Director Alfonso Gomez-Rejon finally gets to release his version of his long-in-the-making “The Current War.”
The film, about the competition between Thomas Edison and George Westinghouse, was originally set to be distributed by the Weinstein Company after Harvey Weinstein recut it, much to Gomez-Rejon’s chagrin. To make matters worse, Weinstein premiered the movie at the Toronto Film Festival in 2017.
“It was incredibly painful,” Gomez-Rejon tells Variety. “Because you go up on stage and you’re representing the cast and crew who took this journey with you, and you know deep down in your heart that you haven’t been allowed to give your best. Or you give your best under those conditions and it’s not good enough.”
The film was almost shelved when the Weinstein Company shuttered following sexual misconduct allegations against Weinstein.

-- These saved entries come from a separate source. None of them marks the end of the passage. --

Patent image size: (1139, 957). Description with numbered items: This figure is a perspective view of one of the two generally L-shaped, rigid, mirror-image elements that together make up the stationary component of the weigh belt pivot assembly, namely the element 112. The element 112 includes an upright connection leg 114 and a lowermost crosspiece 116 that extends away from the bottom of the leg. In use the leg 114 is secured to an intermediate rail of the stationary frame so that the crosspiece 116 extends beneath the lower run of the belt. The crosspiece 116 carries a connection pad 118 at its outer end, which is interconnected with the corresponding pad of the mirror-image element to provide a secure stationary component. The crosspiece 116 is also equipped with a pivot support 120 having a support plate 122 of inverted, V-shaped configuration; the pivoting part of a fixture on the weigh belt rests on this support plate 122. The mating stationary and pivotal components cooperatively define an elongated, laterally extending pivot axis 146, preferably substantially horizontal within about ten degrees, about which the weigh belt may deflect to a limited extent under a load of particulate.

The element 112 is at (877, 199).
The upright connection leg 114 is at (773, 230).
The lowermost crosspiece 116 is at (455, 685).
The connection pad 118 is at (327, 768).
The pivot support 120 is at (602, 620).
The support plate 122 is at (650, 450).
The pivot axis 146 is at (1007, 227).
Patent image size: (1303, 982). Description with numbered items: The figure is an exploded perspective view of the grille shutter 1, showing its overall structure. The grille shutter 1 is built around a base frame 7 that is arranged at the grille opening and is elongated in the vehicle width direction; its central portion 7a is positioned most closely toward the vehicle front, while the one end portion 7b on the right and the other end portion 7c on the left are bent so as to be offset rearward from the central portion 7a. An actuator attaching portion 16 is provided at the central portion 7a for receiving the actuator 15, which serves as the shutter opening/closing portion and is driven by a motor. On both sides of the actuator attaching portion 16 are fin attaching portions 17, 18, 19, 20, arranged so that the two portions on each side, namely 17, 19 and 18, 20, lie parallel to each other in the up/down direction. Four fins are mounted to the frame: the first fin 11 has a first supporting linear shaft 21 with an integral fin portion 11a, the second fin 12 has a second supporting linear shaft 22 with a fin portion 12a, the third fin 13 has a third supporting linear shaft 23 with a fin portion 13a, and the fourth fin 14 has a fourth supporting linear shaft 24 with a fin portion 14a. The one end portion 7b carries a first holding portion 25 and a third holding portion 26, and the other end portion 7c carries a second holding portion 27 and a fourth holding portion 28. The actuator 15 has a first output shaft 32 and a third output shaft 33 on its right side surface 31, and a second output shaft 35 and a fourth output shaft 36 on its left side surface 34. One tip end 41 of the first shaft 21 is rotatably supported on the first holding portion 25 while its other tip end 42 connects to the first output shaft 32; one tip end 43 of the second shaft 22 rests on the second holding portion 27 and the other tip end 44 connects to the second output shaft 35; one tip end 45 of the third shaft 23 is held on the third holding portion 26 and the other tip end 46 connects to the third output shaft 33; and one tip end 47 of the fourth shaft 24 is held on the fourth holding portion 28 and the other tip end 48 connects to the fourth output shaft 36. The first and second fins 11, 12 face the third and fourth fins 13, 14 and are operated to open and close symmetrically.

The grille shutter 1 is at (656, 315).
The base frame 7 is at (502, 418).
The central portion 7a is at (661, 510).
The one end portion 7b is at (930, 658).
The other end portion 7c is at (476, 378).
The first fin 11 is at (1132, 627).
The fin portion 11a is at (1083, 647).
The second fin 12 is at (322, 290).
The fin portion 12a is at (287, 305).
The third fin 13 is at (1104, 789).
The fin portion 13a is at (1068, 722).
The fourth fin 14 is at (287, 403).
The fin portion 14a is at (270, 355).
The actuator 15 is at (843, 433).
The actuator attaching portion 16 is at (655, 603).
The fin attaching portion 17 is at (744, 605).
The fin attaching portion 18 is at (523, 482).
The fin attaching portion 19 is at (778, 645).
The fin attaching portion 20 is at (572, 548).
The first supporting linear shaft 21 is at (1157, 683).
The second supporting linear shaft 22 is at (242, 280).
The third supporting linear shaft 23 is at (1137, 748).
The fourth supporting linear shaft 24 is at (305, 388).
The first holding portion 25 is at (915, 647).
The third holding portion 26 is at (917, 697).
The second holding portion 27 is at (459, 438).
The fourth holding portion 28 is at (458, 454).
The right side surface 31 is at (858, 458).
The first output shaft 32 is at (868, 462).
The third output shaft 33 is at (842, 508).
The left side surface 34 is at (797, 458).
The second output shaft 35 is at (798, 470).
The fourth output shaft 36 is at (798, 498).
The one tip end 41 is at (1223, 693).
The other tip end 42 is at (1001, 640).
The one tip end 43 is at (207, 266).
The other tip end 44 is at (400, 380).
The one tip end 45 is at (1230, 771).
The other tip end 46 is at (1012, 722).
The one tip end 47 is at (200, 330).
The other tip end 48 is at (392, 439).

But on Monday night in New York City at AMC Lincoln Square, Gomez-Rejon premiered “The Current War: Director’s Cut.” “I wasn’t sure the film would ever come out, which was heartbreaking,” the film’s screenwriter Michael Mitnik said.
Gomez-Rejon said the film was saved with the help of his mentor Martin Scorsese. “He agreed to be [a producer] just as a safety net. God forbid that the worst would happen, he’d be there as a safety net, and if the final cut wouldn’t go to me, then he would have the final say,” Gomez-Rejon explained. “And then the worst happened. Literally, the absolutely worst happened, and he was there to save the day, and he got the final cut. And anyone who wasn’t Marty might have gone and recut the movie; [but] what he did was hand the movie to me and let me make the movie I intended to make.”
“The Current War: Director’s Cut” is 10 minutes shorter than the original and features five new scenes, an updated score and a host of narrative recalibration.
“Everything from the pacing, to the dialogue, to the story, to the way it’s supposed to feel is, in my opinion, a markedly different movie,” Mitnik added.
According to Gomez-Rejon, the most important edit has been a reworking of Benedict Cumberbatch’s portrayal of Edison, whose fierce fight against Westinghouse (Michael Shannon) to ensure the supremacy of DC electric power was softened in Weinstein’s cut.
“I unapologetically let Benedict’s portrayal of Edison go to the dark side, instead of trying to make him likable,” Gomez-Rejon said. “I think you have to trust an audience. And because we let him do that, his portrayal juxtaposed with the work that Michael Shannon does, builds authentic tension. Now you have a movie that’s worthy of that title.”